The trails tested us and repeatedly tempted us to stop and play
It needs to be said that the Ullswater bridleway is not suitable for beginners or riders whose bravado outstrips their skill. But, for an experienced rider, aware of his or her limitations, it's a fine linear playground which will test every skill. We found ourselves stopping regularly to re-try tempting but tricky sections which had stopped us first time.
But as time wore on, we knew that we had to keep moving. With the skies still heavy with cloud and rain, it would be getting dark by mid-afternoon. We pressed on, admiring the lake and landscape alike. Sandwick was reached and brief lunch-break taken as we looked out over the water at the gentler, farmland landscape which embraces the northern end of the lake.
Our path now lay away from the water and back into the steep-sided hills. A couple of deserted miles along smooth tarmac roads took us into the heart of the tiny dead-end valley of Boredale. Symmetrical sides curve down from ridges on both sides of the valley. The valley goes nowhere, yet there is a bridleway which clings to its western side and climbs steadily to the skyline, far above the valley's end.
A farm stands at the head of the road and beyond that the bridleway begins. Gone are the rocks of the first half of the ride. Instead, this is a wide, grass covered lane which gradually steepens. It's easy to trace the route ahead as it soars to the horizon - you're left with a perspective not dissimilar to that enjoyed by a spider stuck at the end of a bath.

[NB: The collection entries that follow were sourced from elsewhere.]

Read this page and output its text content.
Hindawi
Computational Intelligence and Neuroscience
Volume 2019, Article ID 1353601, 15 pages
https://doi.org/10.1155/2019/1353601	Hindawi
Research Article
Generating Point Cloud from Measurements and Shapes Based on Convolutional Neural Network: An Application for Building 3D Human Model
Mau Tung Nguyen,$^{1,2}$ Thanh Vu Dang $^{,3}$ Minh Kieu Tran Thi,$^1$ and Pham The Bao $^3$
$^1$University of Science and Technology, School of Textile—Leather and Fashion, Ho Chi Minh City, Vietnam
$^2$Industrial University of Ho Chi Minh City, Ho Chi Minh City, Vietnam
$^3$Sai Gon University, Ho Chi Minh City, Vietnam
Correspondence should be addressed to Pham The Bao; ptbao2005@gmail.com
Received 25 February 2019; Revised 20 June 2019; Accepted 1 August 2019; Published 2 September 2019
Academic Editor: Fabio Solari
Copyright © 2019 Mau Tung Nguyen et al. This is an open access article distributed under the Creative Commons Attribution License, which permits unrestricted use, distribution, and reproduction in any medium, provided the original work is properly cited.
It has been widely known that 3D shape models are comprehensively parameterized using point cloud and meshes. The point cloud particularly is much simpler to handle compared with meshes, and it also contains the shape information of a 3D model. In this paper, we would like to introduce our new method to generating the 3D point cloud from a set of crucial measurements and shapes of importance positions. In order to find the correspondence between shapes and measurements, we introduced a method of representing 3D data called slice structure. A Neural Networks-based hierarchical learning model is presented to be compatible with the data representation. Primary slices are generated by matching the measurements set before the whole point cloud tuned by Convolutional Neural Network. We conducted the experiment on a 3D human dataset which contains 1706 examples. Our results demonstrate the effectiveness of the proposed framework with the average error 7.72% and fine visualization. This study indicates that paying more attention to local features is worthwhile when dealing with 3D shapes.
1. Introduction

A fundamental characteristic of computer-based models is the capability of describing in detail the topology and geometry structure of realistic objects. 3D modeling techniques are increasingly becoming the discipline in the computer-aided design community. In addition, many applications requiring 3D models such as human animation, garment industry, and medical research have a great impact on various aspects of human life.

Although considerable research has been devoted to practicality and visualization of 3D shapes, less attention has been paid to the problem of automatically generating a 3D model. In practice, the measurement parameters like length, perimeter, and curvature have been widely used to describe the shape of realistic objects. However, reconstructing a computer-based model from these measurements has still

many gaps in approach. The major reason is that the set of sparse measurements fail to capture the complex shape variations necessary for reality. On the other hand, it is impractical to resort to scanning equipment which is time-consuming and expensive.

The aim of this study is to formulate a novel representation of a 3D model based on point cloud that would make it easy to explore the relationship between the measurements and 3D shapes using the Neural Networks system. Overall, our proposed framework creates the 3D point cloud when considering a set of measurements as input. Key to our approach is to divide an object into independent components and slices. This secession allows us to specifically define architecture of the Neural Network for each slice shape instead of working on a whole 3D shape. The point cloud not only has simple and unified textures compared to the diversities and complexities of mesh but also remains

We climb towards the end of Boredale along a grassy bridleway
Although sodden, the trail wasn't muddy and the springy turf surface was as resilient and all-weather as the rock had been. But progress was slow as we crawled up the sapping climb. Eventually, we were forced to dismount and the final couple of hundred years was a scramble over rocks as the path cut a gulley through to the skyline.
Suddenly we were out on the top, breathing hard, shoulders aching from carrying the bikes, but exhilarated by the prospect of a swooping downhill almost to the carpark - and by the biting wind which whipped handfuls of hail into our sweaty faces.
A quick check of the map is advisable here. The dip in the ridge high above the eastern flanks of Patterdale that we had reached is called Boredale Hause. There's a ruined building - Chapel in the hause - which provides a good landmark. Pass to the left of it and look for the path which descends almost due south and you are on the right track.
Boredale ends in a scramble to the skyline over rocks and scree
The descent back into Patterdale is rocky in places and requires care. Competent descenders will revel in its steepness and in good sight lines which allow you to pick up speed very easily. All too soon you're approaching the valley floor and the flat final section of bridleway into the tiny village of Hartsop, which is just yards from the carpark.
We finished wet, muddy, windblown and satisfied after a fine ride which only took two hours of actual riding time, but which we'd lingered over for some four hours.
This ride can be extended almost infinitely. High Street beckons the fit and the well equipped, but equally you can bypass Boredale and come back over the parallel valley of Martindale.
View Route: Map My Ride Link
As ever, plan your route carefully and take the precautions you would for any foray into high hills and mountains. This may only be a short ride, but much of it is in genuinely wild country well away from civilization and on bridleways which require skill and care to master. But, if you fancy a get away from it all ride which you can do all year round without being in the saddle all day, you can't beat these trails and this lovely corner of the Lakes.